There's really nothing complicated here in this example, the Czech word order works just like in English in this simple sentence:
- Jméno mojí dcery je Žofie. - My daughter's name is Žofie.
- Žofie je jméno mojí dcery. - Žofie is the name of my daughter.
Which is what I thought too BUT DUOLINGO did not accept it as an answer. Which thoroughly confused me because I couldn't figure out WHY that word order would be wrong. My example is a just a "what if" but my main concern is why it wasn't accepted. I still don't know. If it comes up again (as some exercises do) I'm going to put the same answer and if it's counted wrong, go to the "my answer should be accepted". The word order thing is very confusing for those of us learning. Well, actually, THE WHOLE LANGUAGE is. But, that's another story.

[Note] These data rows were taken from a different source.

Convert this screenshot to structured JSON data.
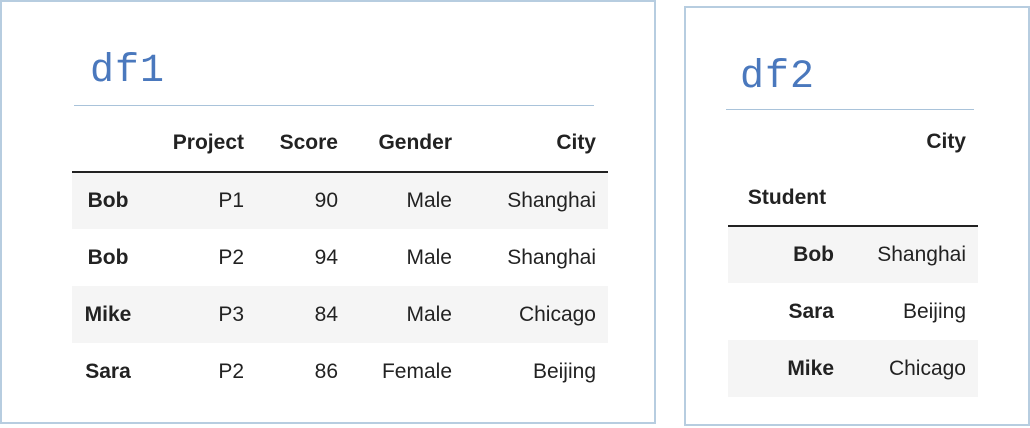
{
  "df1": {
    "title": "df1",
    "columns": [
      "",
      "Project",
      "Score",
      "Gender",
      "City"
    ],
    "rows": [
      {
        "index": "Bob",
        "cells": [
          "P1",
          "90",
          "Male",
          "Shanghai"
        ]
      },
      {
        "index": "Bob",
        "cells": [
          "P2",
          "94",
          "Male",
          "Shanghai"
        ]
      },
      {
        "index": "Mike",
        "cells": [
          "P3",
          "84",
          "Male",
          "Chicago"
        ]
      },
      {
        "index": "Sara",
        "cells": [
          "P2",
          "86",
          "Female",
          "Beijing"
        ]
      }
    ]
  },
  "df2": {
    "title": "df2",
    "columns": [
      "",
      "City"
    ],
    "index_name": "Student",
    "rows": [
      {
        "index": "Bob",
        "cells": [
          "Shanghai"
        ]
      },
      {
        "index": "Sara",
        "cells": [
          "Beijing"
        ]
      },
      {
        "index": "Mike",
        "cells": [
          "Chicago"
        ]
      }
    ]
  },
  "colors": {
    "title": "#4a78bd",
    "panel_border": "#b7cde0",
    "row_stripe": "#f5f5f5"
  }
}
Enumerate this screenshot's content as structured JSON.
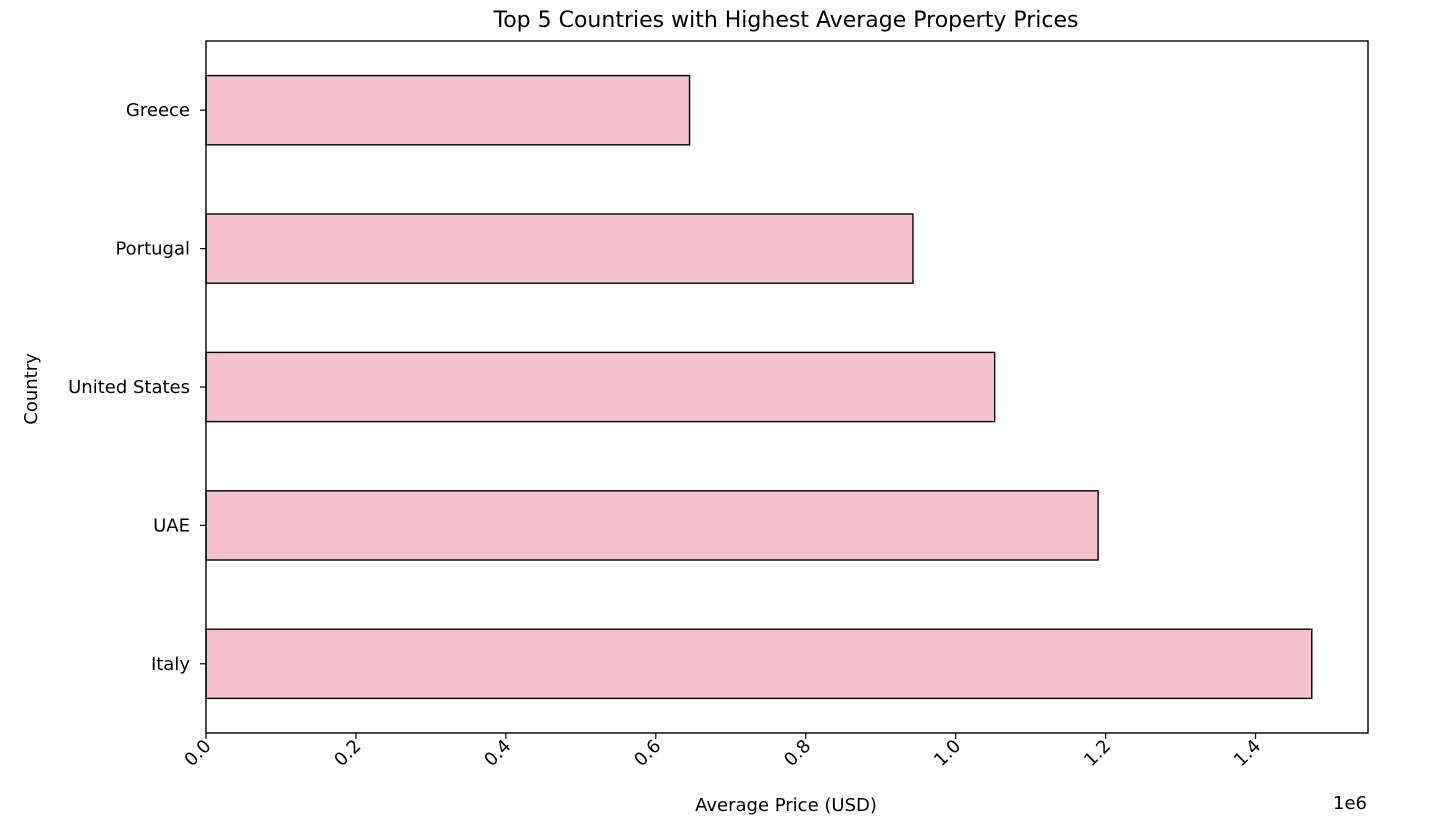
{
  "chart_data": {
    "type": "bar",
    "orientation": "horizontal",
    "title": "Top 5 Countries with Highest Average Property Prices",
    "xlabel": "Average Price (USD)",
    "ylabel": "Country",
    "x_offset_label": "1e6",
    "categories": [
      "Italy",
      "UAE",
      "United States",
      "Portugal",
      "Greece"
    ],
    "values": [
      1475000,
      1190000,
      1052000,
      943000,
      645000
    ],
    "xlim": [
      0,
      1550000
    ],
    "x_ticks": [
      0,
      200000,
      400000,
      600000,
      800000,
      1000000,
      1200000,
      1400000
    ],
    "x_tick_labels": [
      "0.0",
      "0.2",
      "0.4",
      "0.6",
      "0.8",
      "1.0",
      "1.2",
      "1.4"
    ],
    "grid": false,
    "colors": {
      "bar_fill": "#f4c2cc",
      "bar_edge": "#000000"
    }
  }
}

I don't know how else I can tell you... It is NOT accepted, it should NOT be accepted, and it will NOT be accepted.
The word order is not wrong, but it's the wrong ANSWER to this exercise, because it MEANS something else. I'm telling you over and over again that "Žofie je jméno mojí dcery" is NOT the translation of "My daughter's name is Žofie", therefore it cannot be accepted. It seems to me like the confusion lies somewhere else that in Czech.